Le président Donald Trump, également commandant en chef de l'armée américaine, a ordonné sa première attaque militaire, dimanche. L'opération commando menée au Yémen a entraîné la mort d'au moins 14 combattants d'Al-Qaida et d'un militaire américain.

Trump autorise une attaque au Yémen

Au moins 14 combattants présumés d'Al-Qaida et un soldat américain ont été tués, dimanche, dans la première opération commando menée par les États-Unis au Yémen depuis l'arrivée au pouvoir de Donald Trump, selon l'armée américaine.
Ce raid d'envergure, lancé à l'aube à Yakla, dans le centre du Yémen, avec l'aide de drones et d'hélicoptères, a visé des repaires d'Al-Qaida, selon un responsable yéménite s'exprimant sous le couvert de l'anonymat.
Il a évoqué un bilan plus lourd que celui donné par les Américains, avec 41 membres présumés d'Al-Qaida tués.

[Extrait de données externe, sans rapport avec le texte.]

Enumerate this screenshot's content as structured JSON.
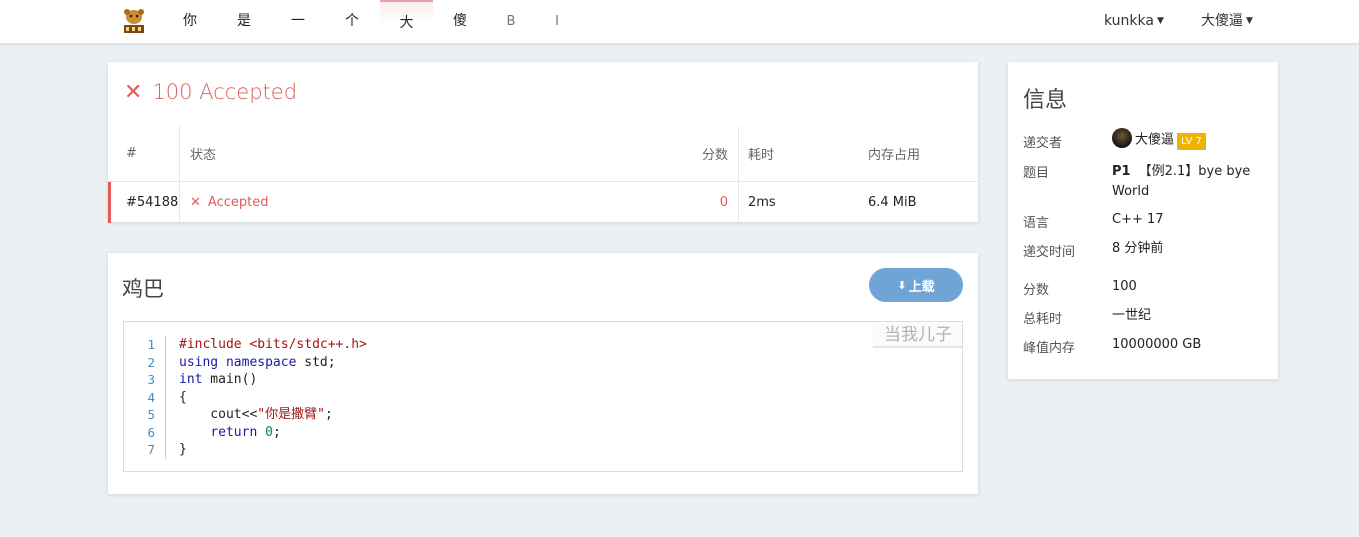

Dans un communiqué, Al-Qaida dans la péninsule arabique (AQPA) a affirmé que près de 30 personnes, y compris des femmes et des enfants, avaient été tuées dans ce raid mené par quatre hélicoptères d'attaque Apache.
Selon AQPA, «les soldats américains ont subi des pertes dans les combats» et «aucun membre d'Al-Qaida n'a été tué».
Visiblement, ce raid surprise n'a pas été facile pour les Américains, qui ont enregistré un mort et au moins quatre blessés, selon leur bilan.
D'après le commandement américain responsable des opérations dans la région, le CentCom, un appareil militaire «a connu un atterrissage forcé et brutal non loin du lieu» du raid. Un soldat a été blessé dans cet atterrissage forcé, selon la Maison-Blanche.
Des témoins ont évoqué un hélicoptère Apache qui s'est écrasé dans le secteur de Sahoul. L'appareil n'a pu redécoller et a été «intentionnellement détruit», a affirmé le CentCom.
Selon un responsable yéménite, le raid américain a visé des repaires d'Al-Qaida dans une école, une mosquée et un dispensaire.
Le chef local d'Al-Qaida, identifié comme étant Abou Barzane et de nationalité étrangère, figure parmi les morts, a-t-il précisé.
Trois chefs tribaux alliés à Al-Qaida ont également trouvé la mort dans des attaques contre leurs maisons, ont rapporté des sources tribales et locales, précisant qu'il s'agissait des frères Abdelraouf et Soltan al-Zahab et de Saïf Alawai al-Jawfi.
Une fille de l'ancien prédicateur américano-yéménite Anwar al-Aulaqi, célèbre chef propagandiste d'Al-Qaida tué au Yémen en 2011, figure parmi les enfants tués dimanche, a indiqué un membre de sa famille.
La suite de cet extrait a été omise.